I'm trying to understand (by implementing) the Cooley Tukey algorithm for an array $[x_0, \dotsc, x_{2^N-1}]$ of real valued data. Since the input data is real valued, the spectrum will have conjugate symmetry: $\hat{x}_{2^N-k} = \hat{x}_k^{\ast}$. Therefore it suffices to only store the first $2^{N-1}+1$ terms and moreover $\hat{x}_0$ and $\hat{x}_{2^{N-1}}$ are real numbers. The Cooley Tukey algorithm can be adapted in such a way that it does not need more space than that to compute a dft. The steps are:
- Reorder input data
- Combine data recursively
However, I don't see how the inverse dft can be done in a similar manner. That is, given the first half of a conjugate symmetric spectrum, is there a way to recover the original real data that does not need additional space?
I have the nagging feeling that I'm missing something quite obvious. However, I did also not find any reference for it. Any pointers appreciated!
Edit: The procedure indicated by Joriki works. However, the process of in-place reordering as the final step turns out to be a bit tedious to do fast. I now found an answer to my own question: It is possible to do an inverse transform by first reordering the data and then applying a recursion. Here's how.
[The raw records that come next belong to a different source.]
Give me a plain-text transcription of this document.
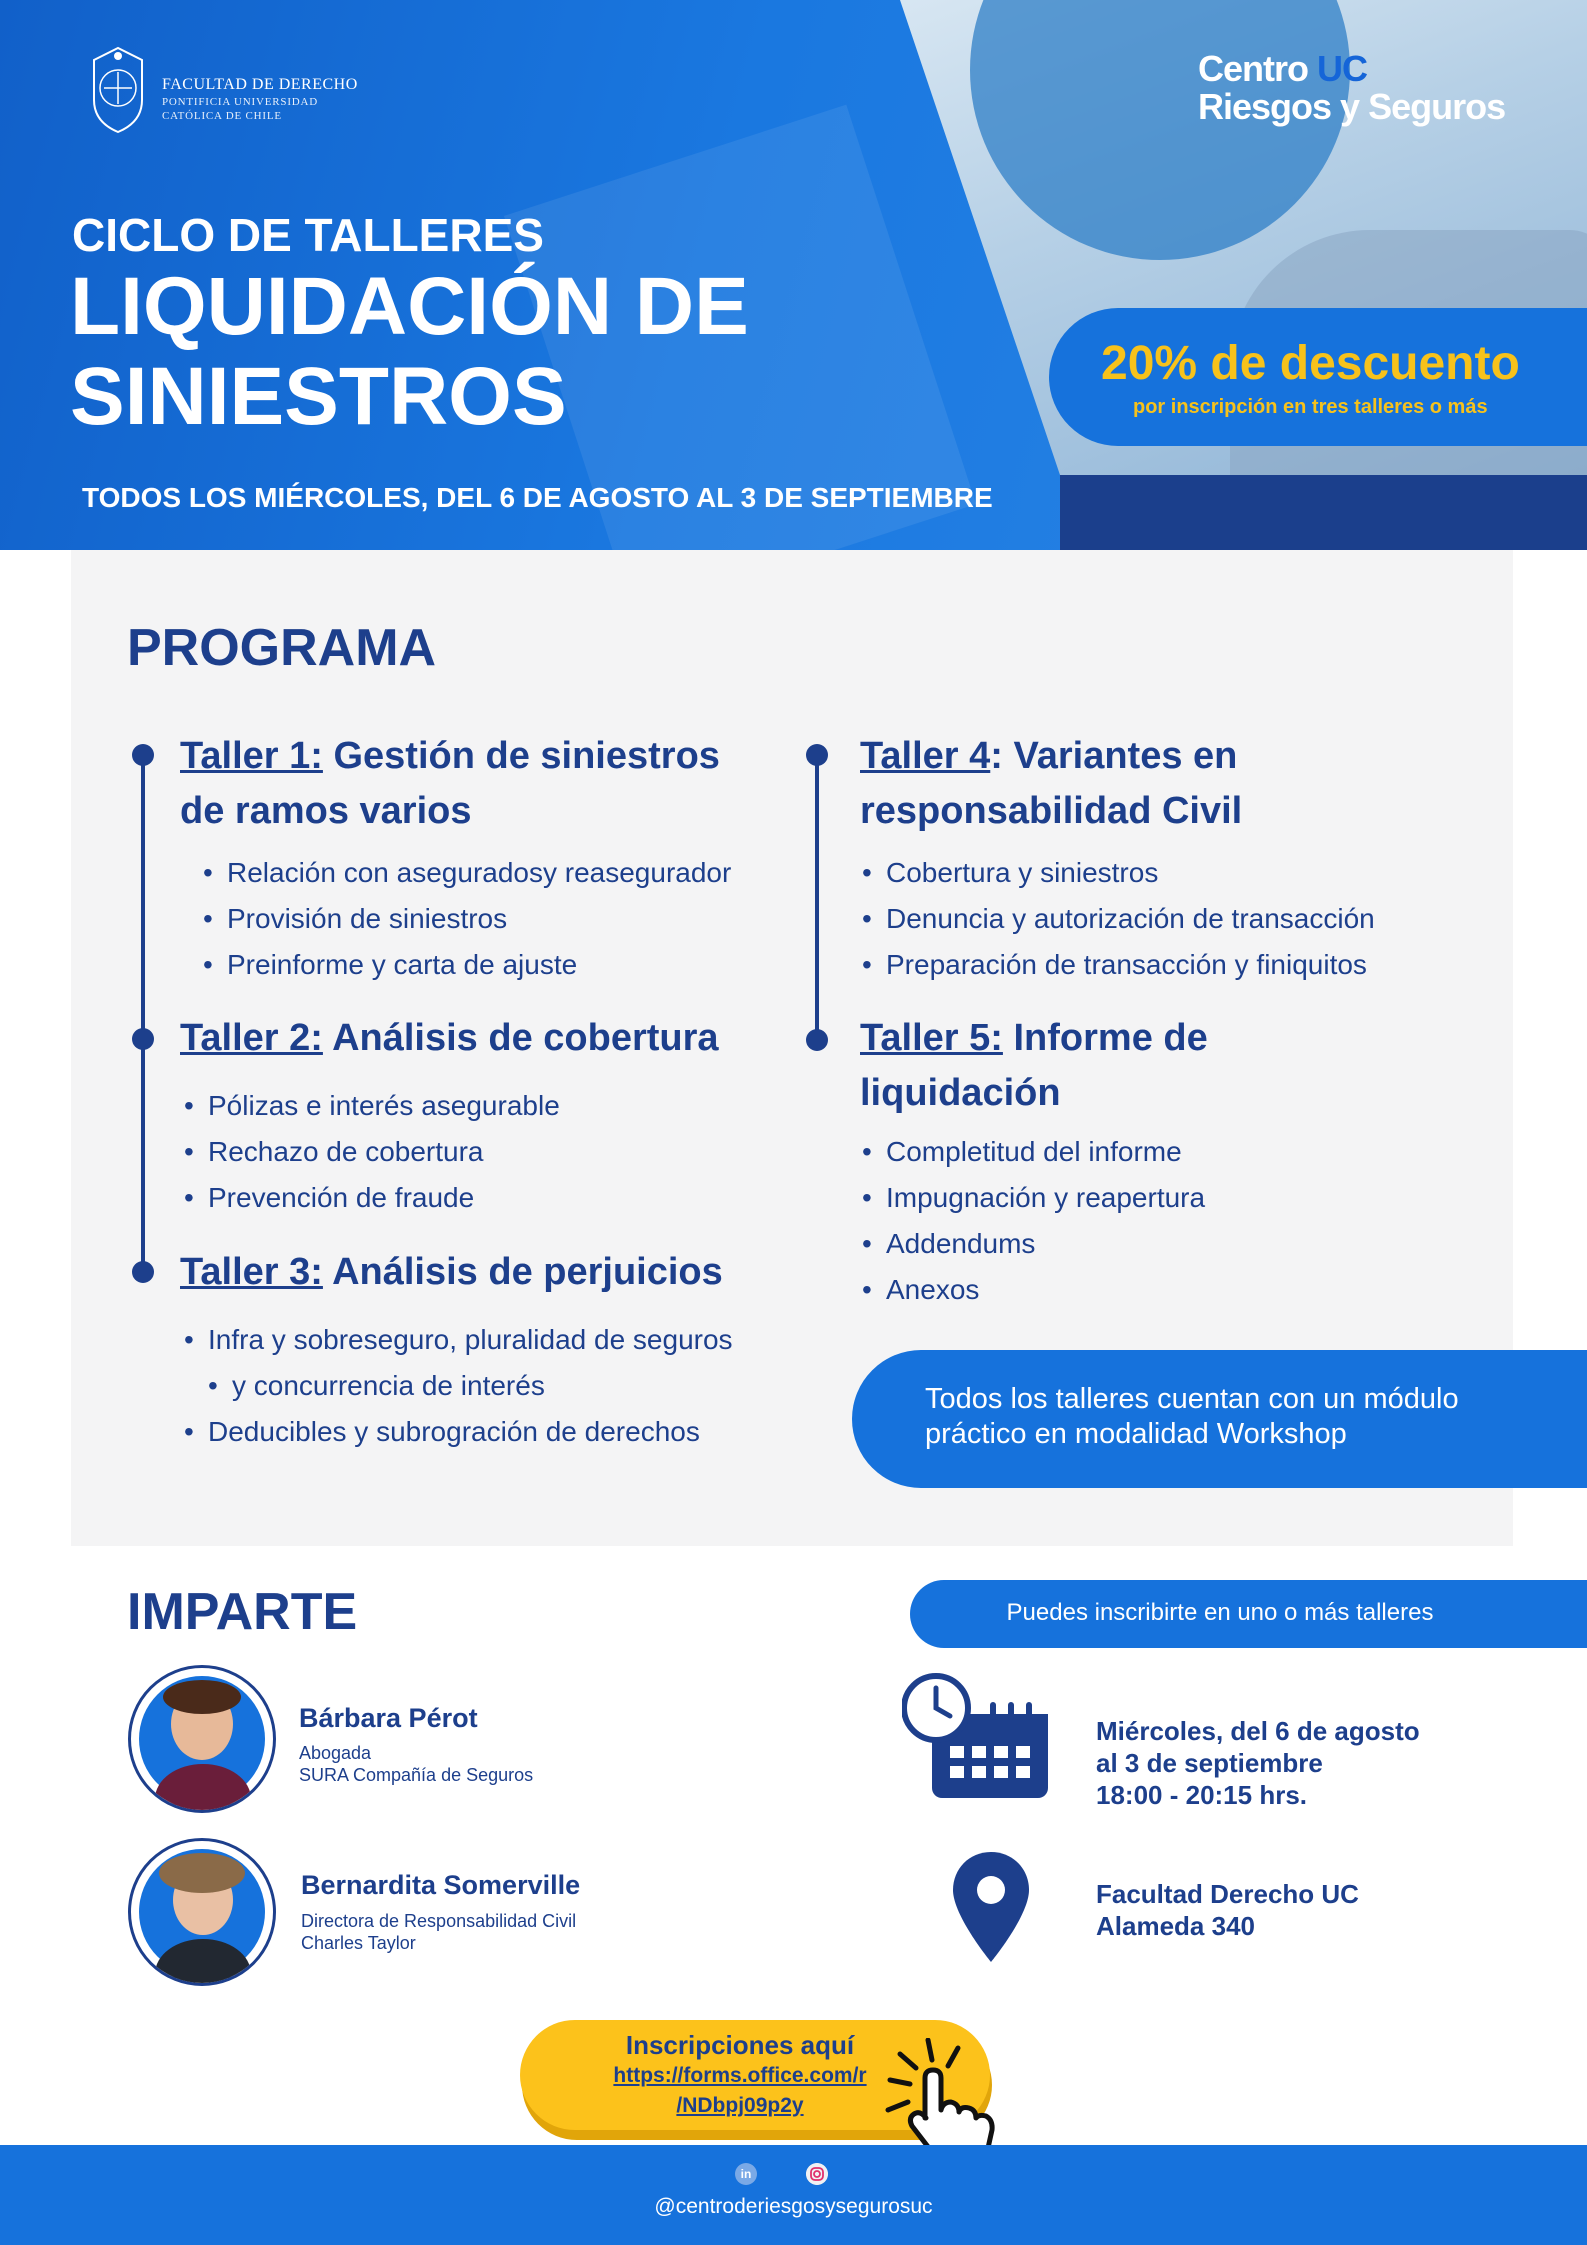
FACULTAD DE DERECHO
PONTIFICIA UNIVERSIDAD
CATÓLICA DE CHILE
Centro UC
Riesgos y Seguros
CICLO DE TALLERES
LIQUIDACIÓN DE
SINIESTROS
TODOS LOS MIÉRCOLES, DEL 6 DE AGOSTO AL 3 DE SEPTIEMBRE
20% de descuento
por inscripción en tres talleres o más
PROGRAMA
Taller 1: Gestión de siniestros
de ramos varios
• Relación con aseguradosy reasegurador
• Provisión de siniestros
• Preinforme y carta de ajuste
Taller 2: Análisis de cobertura
• Pólizas e interés asegurable
• Rechazo de cobertura
• Prevención de fraude
Taller 3: Análisis de perjuicios
• Infra y sobreseguro, pluralidad de seguros
• y concurrencia de interés
• Deducibles y subrogración de derechos
Taller 4: Variantes en
responsabilidad Civil
• Cobertura y siniestros
• Denuncia y autorización de transacción
• Preparación de transacción y finiquitos
Taller 5: Informe de
liquidación
• Completitud del informe
• Impugnación y reapertura
• Addendums
• Anexos
Todos los talleres cuentan con un módulo práctico en modalidad Workshop
IMPARTE
Bárbara Pérot
Abogada
SURA Compañía de Seguros
Bernardita Somerville
Directora de Responsabilidad Civil
Charles Taylor
Puedes inscribirte en uno o más talleres
Miércoles, del 6 de agosto
al 3 de septiembre
18:00 - 20:15 hrs.
Facultad Derecho UC
Alameda 340
Inscripciones aquí
https://forms.office.com/r
/NDbpj09p2y
in
@centroderiesgosysegurosuc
Let $n = 2^N$ be the input size for the forward transform (on a sequence of $n$ real numbers) and $\zeta_n = e^{2\pi i/n}$. Let $S$ be the inverse DFT defined on half of a symmetric spectrum $ S(x_0, z_1, \dots, z_{n/2-1}, x_{n/2}; m) $ where $x$ indicates a real number and $z$ a complex number and $m$ the argument. Let $F$ be the usual inverse DFT on a full complex spectrum. Then the central identity for the recursion is:
$ S(x_0, z_1, \dots, z_{n/2-1}, x_{n/2};m) = S(x_0, z_2, \dotsc, z_{n/2-2}, x_{n/2}; m) + 2\mathrm{Re}\left(\zeta_n^m F(z_1, z_5, \dotsc, \overline{z_7}, \overline{z_3}; m)\right). $
The first summand uses all entries with an even index, the second term those with an odd index, rearranged and conjugated in a certain way. (First put $z_1$ in front, then $z_3$ conjugated at the back, $z_5$ at the front, $z_7$ conjugated at the back, and so on.) Now both summands can be computed in-place: $F$ with the usual Cooley-Tukey procedure and $S$ by recursion.